# Understanding memory allocation in numpy: Is "temporary" memory being allocated when storing the result of an operation into variable[:, :]?

Let's assume two large multidimensional numpy arrays `a` and `b`. I want to perform an element-wise operation, e.g. adding them element by element:

``````c = a + b
``````

In the above case, new memory is allocated for the result of `a + b`. A reference to this memory is then stored in `c`.
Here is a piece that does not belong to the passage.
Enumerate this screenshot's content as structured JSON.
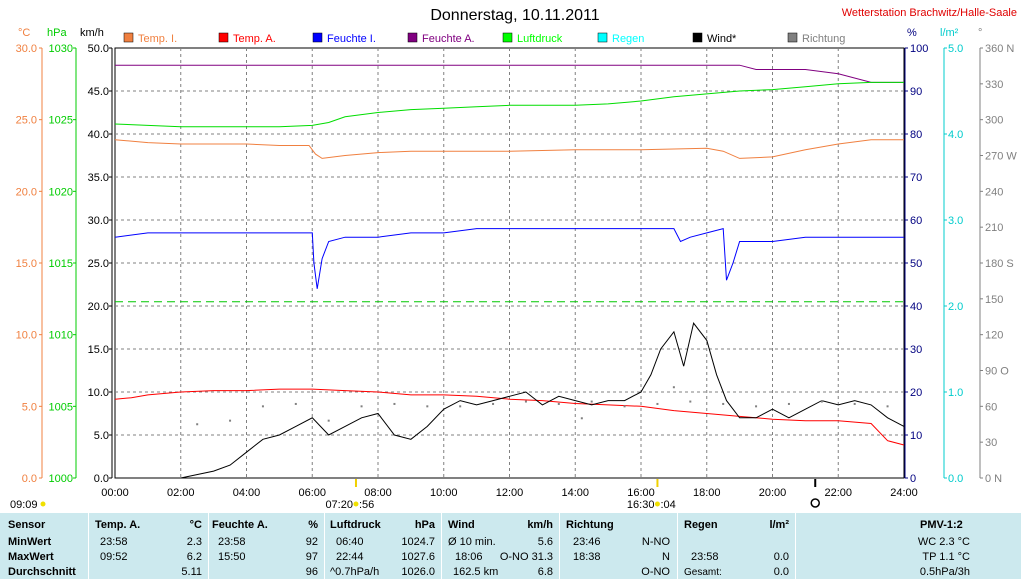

Now, let's assume that memory for `c` has already been allocated. Setting the number of dimensions to two for the purpose of having a simple example, I can do the following:

``````c[:, :] = a + b
``````

I can not find any documentation on how the above is exactly implemented. I can imagine two ways:

1. First, memory is allocated for performing the operation `a + b`. The result is stored into this "temporary" memory before the data i.e. the result of the operation is copied into `c[:, :]`.
2. There is no allocation of temporary memory. The result of `a + b` goes directly into `c[:, :]`.

I played around with some code and - I could be absolutely wrong here - performance-wise it feels like the first option is more likely. Am I right? If so, how could I avoid the allocation of "temporary memory" and directly store the result into the memory which is already available in `c`? I'd guess that I have to be more explicit, use functions like `numpy.add` and provide references to the target memory to them.

``````numpy.add(a, b, out=c)
With `c[:, :] = a + b`, the evaluation of `a + b` does not have information about the fact that the result will be assigned to `c[:, :]`. It must allocate a new array to hold the result of `a + b`.
(Recent versions of NumPy do try to perform some C-level stack inspection to aggressively optimize temporaries beyond what the Python execution model would normally allow, but those optimizations don't handle this case. You can see the code in `temp_elide.c`, including some notes about what platforms it works on and why Python stack inspection isn't enough.)